Key Factors for Severity Assessment

  • Impact:
    • Data Exfiltration: Can the model be manipulated to reveal training data, PII, or proprietary code/prompts?
    • System Integrity: Can the vulnerability lead to persistent model manipulation, poisoning, or unauthorized fine-tuning?
    • Harmful Content Generation: Does the exploit bypass safety filters to generate illegal, dangerous, or reputation-damaging content?
    • Resource Consumption: Can the vulnerability trigger a denial-of-service (DoS) attack by consuming excessive computational resources?
    • Model Theft: Does the vulnerability allow an attacker to extract model weights or reconstruct the model architecture?
  • Exploitability:
    • Access Required: Does it require privileged API access or is it exploitable by any public user?
    • Resources Needed: Does the attack require significant computational power, a large dataset, or specialized hardware?
    • Reproducibility: Is the outcome deterministic or probabilistic? Can the attack be reliably reproduced?
    • Expertise Level: Does the exploit require deep, domain-specific knowledge of machine learning, or can it be executed with simple scripts?

Structuring Reward Tiers

Once you have a clear severity framework, you can map it to a reward structure. A tiered, range-based system offers the best balance of predictability and flexibility.

Severity Level Typical AI Vulnerabilities Example Reward Range Key Considerations
Critical Remote code execution via model interaction; Full extraction of proprietary model weights; Persistent manipulation of model behavior for all users. $15,000 – $30,000+ Reserve for vulnerabilities with catastrophic business impact. Often involves a novel technique. Bonuses should apply here.
High Consistent bypass of critical safety filters (e.g., generating illegal content); Exfiltration of sensitive training data subsets; High-confidence prompt extraction. $5,000 – $14,999 Represents a direct and immediate threat to users or the business. The exploit is reliable and accessible to a motivated attacker.
Medium Unreliable safety filter bypasses; Model hallucination leading to misinformation; Resource-intensive denial-of-service attacks. $1,000 – $4,999 Vulnerabilities that are valid but have mitigating factors, such as high exploit complexity or limited impact.
Low Minor prompt leaking (non-sensitive); Generating slightly off-brand or biased content; Identifying minor data quality issues. $100 – $999 Acknowledges valid but low-impact findings. Good for encouraging community engagement and identifying edge cases.

Beyond Monetary Rewards

Top-tier security researchers are motivated by more than just money. Integrating non-monetary rewards can significantly boost engagement and loyalty.

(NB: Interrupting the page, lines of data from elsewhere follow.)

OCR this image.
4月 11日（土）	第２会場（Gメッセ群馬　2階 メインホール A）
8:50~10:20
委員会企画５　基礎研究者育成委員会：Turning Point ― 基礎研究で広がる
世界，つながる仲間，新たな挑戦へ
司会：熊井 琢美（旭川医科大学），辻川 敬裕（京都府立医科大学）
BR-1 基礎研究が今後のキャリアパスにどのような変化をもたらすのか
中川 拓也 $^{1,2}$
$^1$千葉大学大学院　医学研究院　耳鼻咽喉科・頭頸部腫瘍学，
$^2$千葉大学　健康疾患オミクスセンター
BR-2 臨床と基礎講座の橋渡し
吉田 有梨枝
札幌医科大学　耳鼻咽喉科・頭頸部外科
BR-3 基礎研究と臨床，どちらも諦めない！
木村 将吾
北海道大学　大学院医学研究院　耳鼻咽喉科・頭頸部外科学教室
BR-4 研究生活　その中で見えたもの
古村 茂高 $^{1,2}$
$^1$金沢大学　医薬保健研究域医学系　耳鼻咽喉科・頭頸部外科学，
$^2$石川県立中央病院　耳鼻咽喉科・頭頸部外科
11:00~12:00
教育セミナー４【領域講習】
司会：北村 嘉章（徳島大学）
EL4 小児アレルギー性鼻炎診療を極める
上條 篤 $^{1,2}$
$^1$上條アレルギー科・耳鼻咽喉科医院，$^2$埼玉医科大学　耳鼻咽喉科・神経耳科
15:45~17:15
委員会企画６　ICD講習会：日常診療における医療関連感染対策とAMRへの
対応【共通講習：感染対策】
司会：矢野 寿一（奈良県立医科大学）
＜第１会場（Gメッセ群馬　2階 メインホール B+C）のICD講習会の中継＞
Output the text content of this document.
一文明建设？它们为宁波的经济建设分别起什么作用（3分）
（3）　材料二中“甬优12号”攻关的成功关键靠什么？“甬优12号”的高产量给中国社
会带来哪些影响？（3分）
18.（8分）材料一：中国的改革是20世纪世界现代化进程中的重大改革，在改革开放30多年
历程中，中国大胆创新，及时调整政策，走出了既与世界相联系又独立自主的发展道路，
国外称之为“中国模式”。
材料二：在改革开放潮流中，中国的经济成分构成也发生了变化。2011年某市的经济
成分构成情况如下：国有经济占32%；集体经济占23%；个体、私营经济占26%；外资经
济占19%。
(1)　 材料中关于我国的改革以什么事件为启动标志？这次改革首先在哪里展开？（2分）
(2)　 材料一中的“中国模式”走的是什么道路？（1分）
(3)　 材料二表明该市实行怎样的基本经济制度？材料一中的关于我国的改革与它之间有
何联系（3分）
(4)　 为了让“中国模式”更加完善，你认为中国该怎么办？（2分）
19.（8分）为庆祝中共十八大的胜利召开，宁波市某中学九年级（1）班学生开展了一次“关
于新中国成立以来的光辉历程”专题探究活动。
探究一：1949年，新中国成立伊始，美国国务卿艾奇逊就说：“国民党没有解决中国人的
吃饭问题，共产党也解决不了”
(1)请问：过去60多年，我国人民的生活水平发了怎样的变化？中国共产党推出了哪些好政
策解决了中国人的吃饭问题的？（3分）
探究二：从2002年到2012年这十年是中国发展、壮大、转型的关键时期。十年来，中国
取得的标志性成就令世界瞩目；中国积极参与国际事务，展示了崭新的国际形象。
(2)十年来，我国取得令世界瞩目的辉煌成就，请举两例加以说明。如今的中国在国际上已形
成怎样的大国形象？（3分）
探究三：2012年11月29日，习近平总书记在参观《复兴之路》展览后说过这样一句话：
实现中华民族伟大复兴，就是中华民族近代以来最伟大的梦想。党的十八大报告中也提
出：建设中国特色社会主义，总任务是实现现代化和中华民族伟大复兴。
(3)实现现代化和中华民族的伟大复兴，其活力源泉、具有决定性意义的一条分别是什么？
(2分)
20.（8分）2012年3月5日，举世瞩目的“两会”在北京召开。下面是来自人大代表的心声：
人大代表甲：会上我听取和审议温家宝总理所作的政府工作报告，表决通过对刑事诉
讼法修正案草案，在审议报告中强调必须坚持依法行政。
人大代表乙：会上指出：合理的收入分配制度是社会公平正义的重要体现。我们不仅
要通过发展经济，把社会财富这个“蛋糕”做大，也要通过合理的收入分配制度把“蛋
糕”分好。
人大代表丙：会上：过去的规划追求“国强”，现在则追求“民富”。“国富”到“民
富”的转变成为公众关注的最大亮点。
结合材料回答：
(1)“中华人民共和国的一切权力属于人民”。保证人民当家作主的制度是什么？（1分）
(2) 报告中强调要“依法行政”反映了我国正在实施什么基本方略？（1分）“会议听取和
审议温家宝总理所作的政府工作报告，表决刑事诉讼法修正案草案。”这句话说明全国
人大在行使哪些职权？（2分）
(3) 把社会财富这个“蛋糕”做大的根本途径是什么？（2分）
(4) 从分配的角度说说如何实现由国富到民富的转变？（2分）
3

  • Public Recognition: A “Hall of Fame” or leaderboard publicly credits researchers for their contributions. This is highly valued in the community.
  • Exclusive Access: Offer trusted, high-performing researchers early access to new models, features, or private programs. This provides them with fresh, challenging targets and makes them feel like valued partners.
  • SWAG and Invitations: High-quality, exclusive merchandise or invitations to private company events can build a strong sense of community.
  • Collaboration Opportunities: For truly groundbreaking findings, consider offering to co-author a research paper or present at a conference with the researcher. This elevates their professional standing and provides immense value.